AUGUST 13, 1969: The first men to walk on the Moon were finally given a hero’s welcome on this day in 1969 - following three weeks in quarantine after returning to Earth.
Neil Armstrong, Buzz Aldrin and Michael Collins received a ticker-tape parade in New York, which is shown in British Pathé footage.
They were also greeted by cheering millions in similar open-top car processions in Chicago and Los Angeles on that same day.
That evening, they were the guests of honour at an official State Dinner to celebrate a feat that effectively won America the Space Race against the Soviet Union.
President Richard Nixon, members of Congress, 44 state governors and ambassadors from 83 nations attended the gala at the Century Plaza Hotel in LA.
Each astronaut was handed a Presidential Medal of Freedom before beginning a 45-day ‘Giant Leap’ tour of 25 nations, including Britain, where they met the Queen.
Armstrong, Aldrin and Collins had all been strictly quarantined after splashing down in the Pacific Ocean upon their returning to Earth on July 24, 1969.
Nasa took the precaution despite there being only a remote chance that they would bring back pathogens from the lunar surface.
Naval divers provided them with isolation suits, which they wore before being washed with chemicals and transferred to a special pod on the USS Hornet.
Nixon, who was on the ship, greeted the astronauts through a window and told them: ‘As a result of what you've done, the world has never been closer together before.’
But back in the USSR, where news of the July 20 was heralded only by a sombre radio announcement 14 hours later, few wished to share in the Americans’ joy.
It meant that the Soviet Union - the communist state that had notched up most of the cosmic firsts, including the first man in orbit – had effectively lost the Space Race.
The fulfilment of President John F Kennedy’s 1960 promise to put men on the moon by the end of the decade confirmed their Cold War enemy’s technological superiority.
The Soviets had triggered this race by sending the first satellite, Sputnik, and living creature, mongrel dog Laika, into space in 1957.
The then U.S. President Dwight Eisenhower feared that these rockets could become weapons and ordered more of his nation’s cash to be devoted to astronautics.
But, despite the capitalist country having superior economic resources at its disposal, the Americans would long be hampered by setbacks.
Following three crashes, it took until the end of January 1958 for the U.S. to get a satellite in space.
By December of that year, the Americans had sent a living creature into space and in May 1959 monkeys Able and Baker became the first animals to survive the trip.
But their achievements were eclipsed on April 12, 1961 when the Soviet Union put the first man, ex-steelworker Yuri Gagarin, into space.

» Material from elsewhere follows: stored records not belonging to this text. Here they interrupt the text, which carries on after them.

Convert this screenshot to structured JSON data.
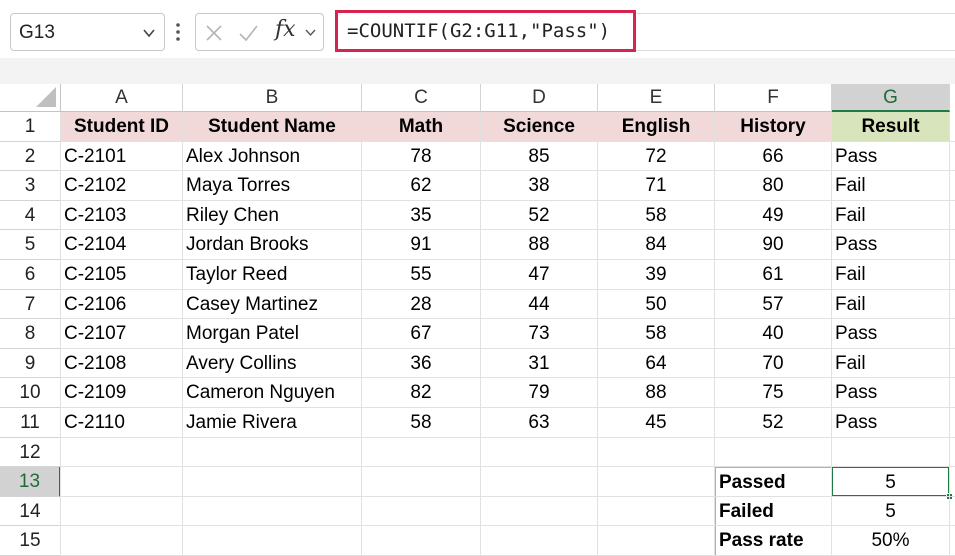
{
  "name_box": {
    "value": "G13"
  },
  "formula_bar": {
    "formula": "=COUNTIF(G2:G11,\"Pass\")",
    "fx_label": "fx"
  },
  "columns": [
    "A",
    "B",
    "C",
    "D",
    "E",
    "F",
    "G"
  ],
  "selected_column": "G",
  "rows": [
    "1",
    "2",
    "3",
    "4",
    "5",
    "6",
    "7",
    "8",
    "9",
    "10",
    "11",
    "12",
    "13",
    "14",
    "15"
  ],
  "selected_row": "13",
  "table": {
    "headers": [
      "Student ID",
      "Student Name",
      "Math",
      "Science",
      "English",
      "History",
      "Result"
    ],
    "records": [
      [
        "C-2101",
        "Alex Johnson",
        "78",
        "85",
        "72",
        "66",
        "Pass"
      ],
      [
        "C-2102",
        "Maya Torres",
        "62",
        "38",
        "71",
        "80",
        "Fail"
      ],
      [
        "C-2103",
        "Riley Chen",
        "35",
        "52",
        "58",
        "49",
        "Fail"
      ],
      [
        "C-2104",
        "Jordan Brooks",
        "91",
        "88",
        "84",
        "90",
        "Pass"
      ],
      [
        "C-2105",
        "Taylor Reed",
        "55",
        "47",
        "39",
        "61",
        "Fail"
      ],
      [
        "C-2106",
        "Casey Martinez",
        "28",
        "44",
        "50",
        "57",
        "Fail"
      ],
      [
        "C-2107",
        "Morgan Patel",
        "67",
        "73",
        "58",
        "40",
        "Pass"
      ],
      [
        "C-2108",
        "Avery Collins",
        "36",
        "31",
        "64",
        "70",
        "Fail"
      ],
      [
        "C-2109",
        "Cameron Nguyen",
        "82",
        "79",
        "88",
        "75",
        "Pass"
      ],
      [
        "C-2110",
        "Jamie Rivera",
        "58",
        "63",
        "45",
        "52",
        "Pass"
      ]
    ]
  },
  "summary": [
    {
      "label": "Passed",
      "value": "5"
    },
    {
      "label": "Failed",
      "value": "5"
    },
    {
      "label": "Pass rate",
      "value": "50%"
    }
  ],
  "colors": {
    "header_fill": "#f2d9d9",
    "result_header_fill": "#d8e4bc",
    "formula_highlight": "#d6244f",
    "selection": "#1e7a44"
  }
}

Just weeks later, Alan Shepherd became the first American to be sent into the orbit.
The communists countered by putting the first woman, former factory worker Valentina Treskhkova, into space on June 16, 1963.
They also ensured that unlike the wealthy elites America sent into the stratosphere, those representing the Soviet Union had solid working class credentials.
The USSR scored the first space walk when Alexei Leonov, who again had a humble upbringing, spent 12 minutes floating outside his craft on March 18, 1965.
And they also landed an unmanned rocket on Venus on May 17, 1969.
But it was the race to put a man on the Moon that really counted – and the Americans got there first.
However, few people at the time realised just how close the USSR came to dashing JFK’s dream.
The secretive Soviets kept under wraps the fact that, 17 days earlier, its own N1 moon rocket exploded seconds after lift-off, causing the biggest non-nuclear blast in history.
Details of explosion, which was powerful enough to level a town the size of Luton, were only revealed after the fall of communism in the 1990s.
The lid was also lifted on how the brave Bolsheviks kept on trying – and failing – with ten launches between 1969 and 1974, when its moon programme was axed.
Nasa successfully landed six manned shuttles on the moon between 1969 and 1972 when the U.S. government ended its expensive programme.